It seems "auf Wiedersehen" is the German version of the French "au revoir" and the Italian "arrivederci". They all follow the same format:
(auf/au/a) - onto/to/until
(Wieder/re-/ri-) - again
(sehen/voir/vederci) - to see / we see each other
so, basically, "until we see each other again" / "see you"
i put until next time and it accepted that. I mean, technically in English we would more likely say until next time, as opposed to saying until we see each other again, and accept them as interchangeable it just adds further to the confusion about what exact terminology you're using. :/
Tschüss means bye. And auf weidersehen means till we meet again.

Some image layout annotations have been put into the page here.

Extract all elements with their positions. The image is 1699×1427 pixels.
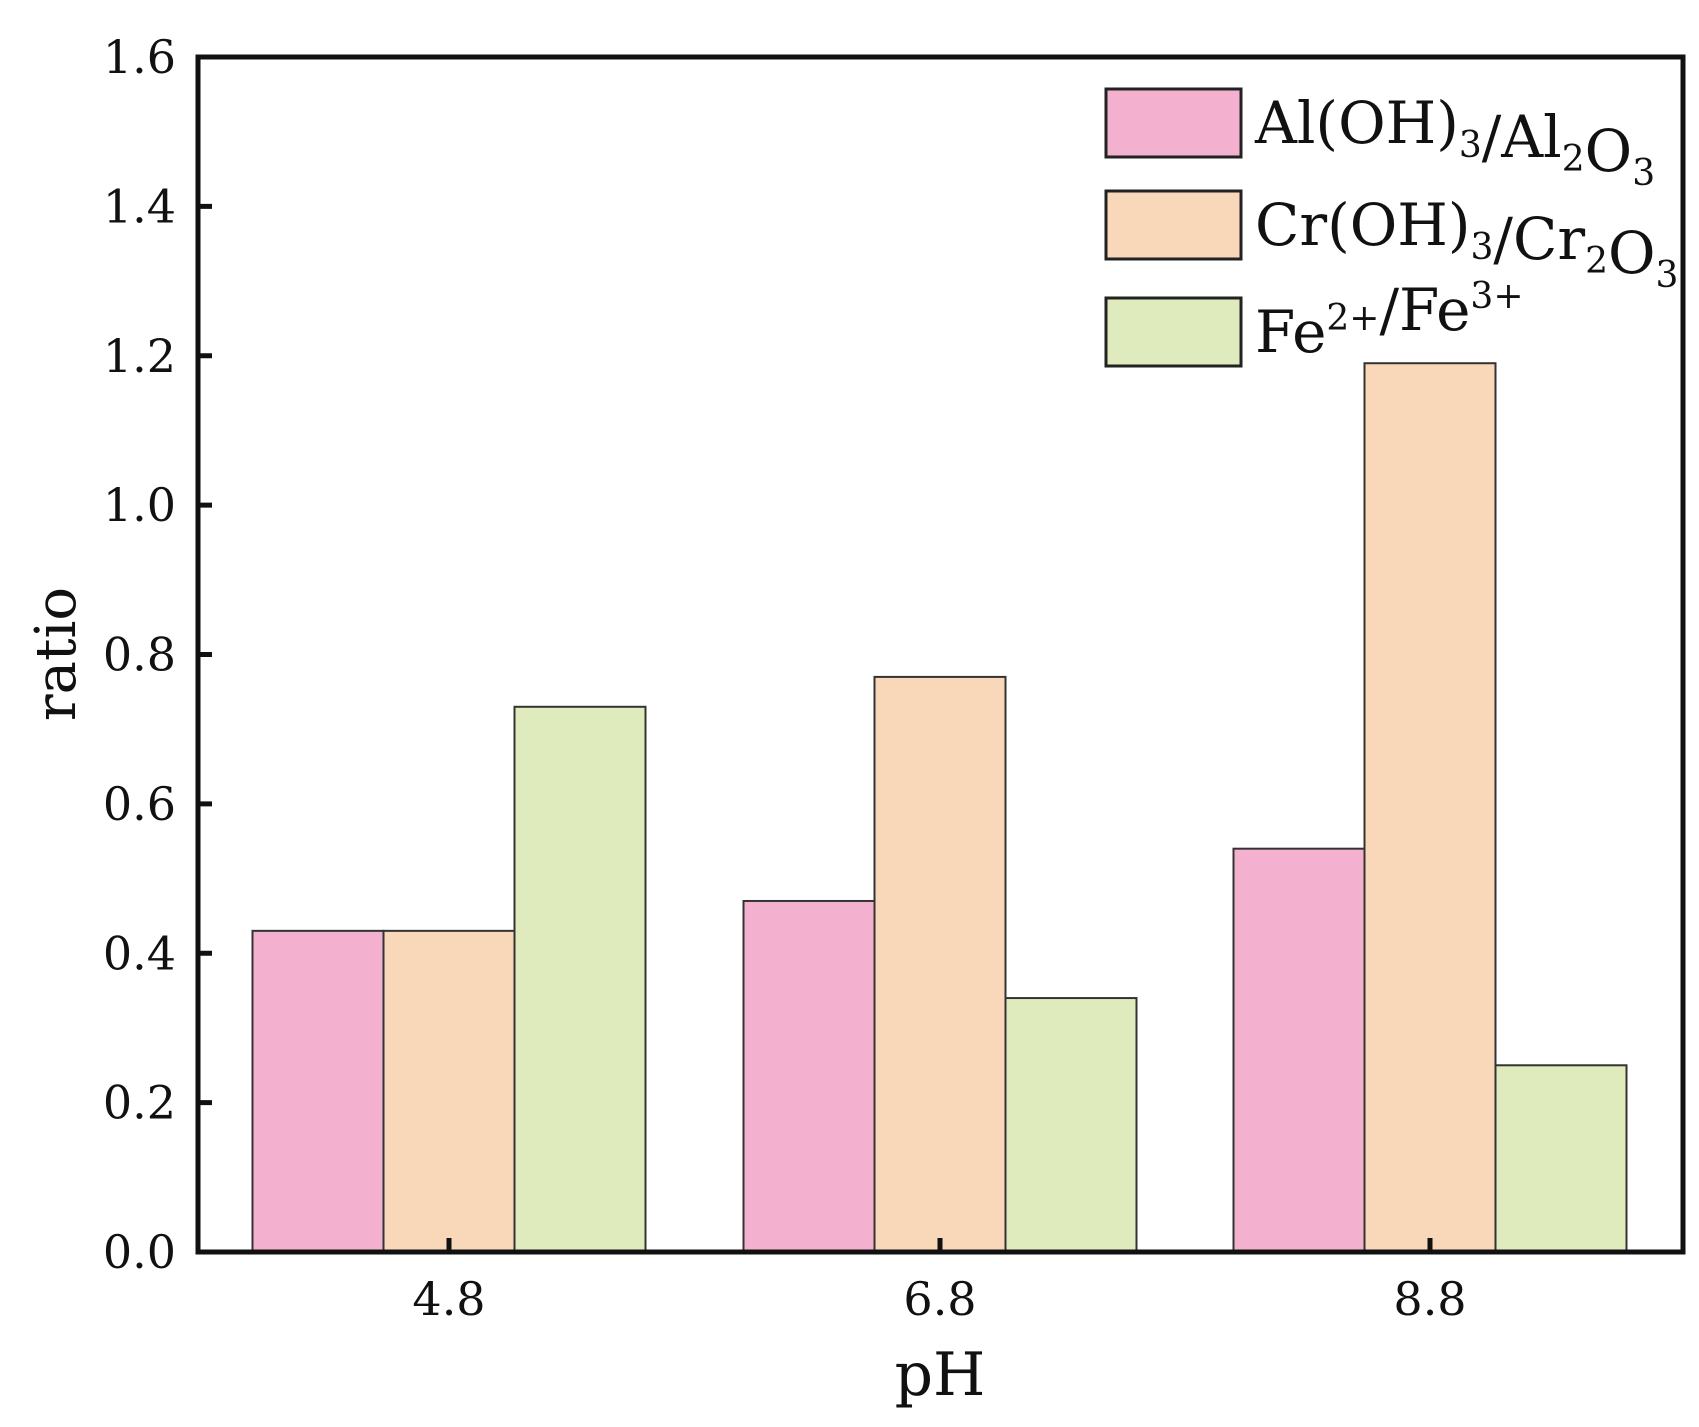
legend-label-2: Cr(OH)3/Cr2O3 bbox=[1255, 191, 1678, 296]
x-tick-label: 8.8 bbox=[1393, 1272, 1466, 1326]
y-tick-label: 1.2 bbox=[103, 329, 176, 383]
y-tick-label: 0.6 bbox=[103, 777, 176, 831]
legend-swatch-3 bbox=[1104, 296, 1243, 368]
x-tick-label: 6.8 bbox=[903, 1272, 976, 1326]
legend-label-1: Al(OH)3/Al2O3 bbox=[1254, 89, 1655, 194]
axis-ticks: 0.0 0.2 0.4 0.6 0.8 1.0 1.2 1.4 1.6 4.8 6.8 8.8 bbox=[103, 30, 1467, 1326]
y-tick-label: 1.0 bbox=[103, 478, 176, 532]
x-tick-label: 4.8 bbox=[412, 1272, 485, 1326]
y-tick-label: 1.4 bbox=[103, 179, 176, 233]
y-tick-label: 0.8 bbox=[103, 628, 176, 682]
bar-1-6.8 bbox=[742, 899, 876, 1253]
legend-label-3: Fe2+/Fe3+ bbox=[1255, 276, 1524, 366]
y-tick-label: 1.6 bbox=[103, 30, 176, 84]
legend-swatch-1 bbox=[1104, 87, 1243, 159]
bar-3-4.8 bbox=[513, 705, 647, 1253]
legend-swatch-2 bbox=[1104, 189, 1243, 261]
bar-3-6.8 bbox=[1004, 997, 1138, 1253]
y-tick-label: 0.4 bbox=[103, 926, 176, 980]
bar-1-8.8 bbox=[1232, 847, 1366, 1253]
bar-2-8.8 bbox=[1363, 362, 1497, 1253]
y-tick-label: 0.2 bbox=[103, 1076, 176, 1130]
bars bbox=[251, 362, 1628, 1253]
bar-2-4.8 bbox=[382, 929, 516, 1253]
x-axis-title: pH bbox=[895, 1340, 986, 1410]
bar-2-6.8 bbox=[873, 675, 1007, 1253]
y-axis-title: ratio bbox=[24, 587, 89, 721]
bar-3-8.8 bbox=[1494, 1064, 1628, 1253]
y-tick-label: 0.0 bbox=[103, 1225, 176, 1279]
bar-1-4.8 bbox=[251, 929, 385, 1253]
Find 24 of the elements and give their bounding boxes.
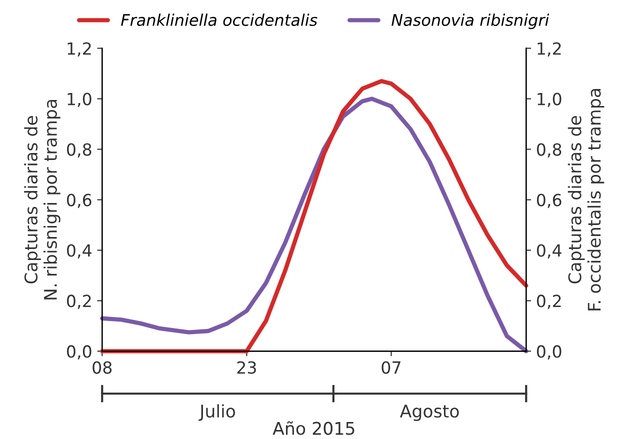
y2-tick-label: 0,4: [536, 244, 562, 258]
x-tick-label: 07: [382, 361, 400, 374]
y-tick-label: 1,0: [68, 92, 92, 108]
x-tick-label: 23: [237, 361, 256, 374]
y2-tick-label: 1,0: [538, 92, 562, 108]
y2-tick-label: 0,8: [536, 143, 562, 158]
legend-label: Nasonovia ribisnigri: [392, 14, 550, 30]
x-axis-title: Año 2015: [272, 421, 354, 435]
y-tick-label: 0,4: [67, 244, 92, 258]
y2-tick-label: 1,2: [538, 42, 561, 57]
y-tick-label: 0,2: [67, 294, 91, 309]
y-axis-title: Capturas diarias de N. ribisnigri por trampa: [24, 100, 60, 300]
y-tick-label: 1,2: [68, 42, 91, 57]
y-tick-label: 0,0: [67, 345, 92, 360]
y2-tick-label: 0,6: [536, 194, 562, 208]
text: Agosto: [400, 404, 459, 422]
y-tick-label: 0,6: [67, 194, 92, 208]
text: Julio: [198, 404, 236, 421]
y-tick-label: 0,8: [67, 143, 92, 158]
y2-tick-label: 0,2: [536, 294, 561, 309]
y2-axis-title: Capturas diarias de F. occidentalis por trampa: [568, 89, 604, 310]
x-tick-label: 08: [92, 361, 112, 374]
y2-tick-label: 0,0: [536, 345, 562, 360]
legend-label: Frankliniella occidentalis: [121, 14, 318, 26]
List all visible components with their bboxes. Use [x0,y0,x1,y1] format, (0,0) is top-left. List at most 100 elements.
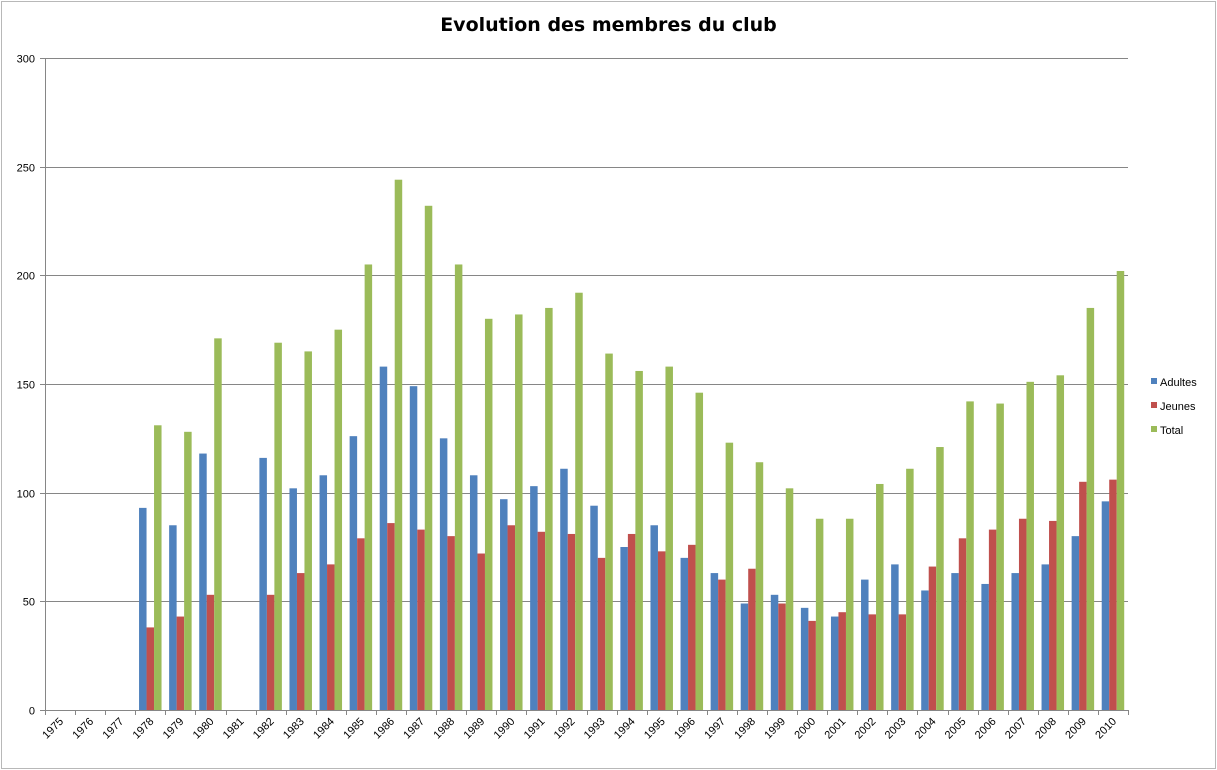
bar-jeunes-1980 [206,594,215,710]
x-tick-label: 1990 [492,716,518,742]
bar-jeunes-1994 [627,533,636,710]
x-tick-label: 1996 [672,716,698,742]
bar-total-1990 [515,314,523,710]
bar-jeunes-1991 [537,531,546,710]
bar-total-1987 [424,205,433,711]
bar-adultes-1995 [650,525,658,710]
bar-jeunes-2000 [808,620,816,710]
bar-total-2008 [1056,375,1065,710]
bar-jeunes-2008 [1049,520,1057,710]
legend: Adultes Jeunes Total [1151,377,1197,437]
bar-adultes-2004 [921,590,929,710]
x-tick-label: 2010 [1093,716,1119,742]
legend-swatch-jeunes [1151,402,1157,408]
chart-title: Evolution des membres du club [440,14,777,36]
bars [139,179,1125,711]
x-tick-label: 1976 [70,716,96,742]
x-tick-label: 1981 [221,716,247,742]
bar-total-1984 [334,329,343,710]
bar-total-2005 [966,401,974,710]
bar-adultes-1989 [469,475,478,710]
x-tick-labels: 1975 1976 1977 1978 1979 1980 1981 1982 1983 1984… [40,716,1119,742]
bar-adultes-1986 [379,366,388,710]
bar-adultes-1992 [560,468,568,710]
bar-total-2000 [815,518,824,710]
x-tick-label: 1980 [191,716,217,742]
bar-adultes-1999 [770,594,779,710]
bar-adultes-2010 [1101,501,1110,710]
bar-adultes-1990 [500,499,508,710]
y-tick-label: 0 [29,706,35,718]
bar-adultes-1996 [680,557,689,710]
x-tick-label: 2001 [823,716,849,742]
bar-jeunes-1998 [748,568,756,710]
bar-jeunes-1984 [327,564,335,710]
x-tick-label: 1993 [582,716,608,742]
x-tick-label: 2009 [1063,716,1089,742]
bar-total-1991 [545,307,553,710]
bar-total-2003 [906,468,914,710]
bar-jeunes-1989 [477,553,485,710]
bar-jeunes-1985 [357,538,365,710]
bar-jeunes-2001 [838,612,846,710]
bar-adultes-2000 [800,607,809,710]
bar-jeunes-1988 [447,536,455,710]
bar-adultes-1980 [199,453,207,710]
y-tick-label: 50 [23,597,35,609]
x-tick-label: 1999 [762,716,788,742]
legend-label-adultes: Adultes [1160,377,1197,389]
bar-adultes-1987 [409,386,418,710]
x-tick-label: 2003 [883,716,909,742]
bar-jeunes-1978 [146,627,155,710]
bar-total-2009 [1086,307,1095,710]
bar-total-2010 [1116,270,1125,710]
axes [40,58,1129,715]
bar-jeunes-1996 [688,544,696,710]
bar-total-1994 [635,370,643,710]
bar-adultes-1994 [620,547,628,710]
bar-jeunes-1999 [778,603,786,710]
x-tick-label: 1987 [401,716,427,742]
bar-total-2006 [996,403,1004,710]
bar-adultes-2009 [1071,536,1080,710]
bar-total-1982 [274,342,282,710]
bar-jeunes-2009 [1079,481,1087,710]
x-tick-label: 1983 [281,716,307,742]
x-tick-label: 1984 [311,716,337,742]
bar-adultes-1984 [319,475,328,710]
bar-jeunes-1987 [417,529,425,710]
x-tick-label: 1978 [131,716,157,742]
bar-adultes-2002 [861,579,869,710]
x-tick-label: 1995 [642,716,668,742]
bar-total-1979 [184,431,192,710]
x-tick-label: 1985 [341,716,367,742]
bar-adultes-1998 [740,603,749,710]
bar-adultes-2003 [891,564,899,710]
x-tick-label: 1986 [371,716,397,742]
bar-jeunes-1990 [507,525,516,710]
x-tick-label: 1982 [251,716,277,742]
bar-total-2007 [1026,381,1034,710]
bar-total-1983 [304,351,312,710]
bar-total-1993 [605,353,613,710]
legend-swatch-total [1151,426,1157,432]
bar-jeunes-1992 [567,533,576,710]
bar-total-1978 [154,425,162,710]
x-tick-label: 1992 [552,716,578,742]
bar-adultes-1979 [169,525,177,710]
bar-jeunes-1997 [718,579,726,710]
bar-jeunes-2007 [1018,518,1027,710]
bar-adultes-1988 [439,438,448,710]
x-tick-label: 1988 [431,716,457,742]
x-tick-label: 2004 [913,716,939,742]
x-tick-label: 1989 [462,716,488,742]
bar-adultes-1991 [530,486,538,710]
legend-label-total: Total [1160,425,1183,437]
bar-total-1989 [484,318,493,710]
bar-total-1999 [785,488,794,710]
y-tick-label: 200 [17,271,35,283]
bar-total-1985 [364,264,373,710]
bar-total-1980 [214,338,222,710]
bar-adultes-1993 [590,505,598,710]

Its like the difference between guten tag and hallo. One translates to good day, and the other translates to hello. It informal and formal. Another example which may help somewhere else is du and Sie, Sie is like, sir and du is just you. Now Sie is very different from sie, though spelled exactly the same they mean very different things. One is a noun while the other is a pronoun so its easy to tell them apart, because all nouns are capitolized and pronouns and nouns are used differently in sentences. Though I am assuming, it is possible that german sentences are formed differently than english. However as they are sister languages it is a safe assumption. I really hope this helped.
I looked up the IPA transcription and it's: /aʊ̯f ˈviːdɐˌzeːn̩/ the two dots after the 'e' symbolize a prolonged vowel, so yes, it is like 'ze-en' except you don't have to stretch it for long. The audio here: http://en.wiktionary.org/wiki/auf_Wiedersehen is nice and clear! If you listen carefully and for several times, I'm sure you'll understand! ~Hope I helped~
Being native Italian, fluent in French and not so bad in English I find the study of German so fun, to me lot of resemblance with english, but I'm sure native english won't agree. In other cases some words are similar to latin languages. Take "Zitrone", french "citron" italian "limone". And many many more.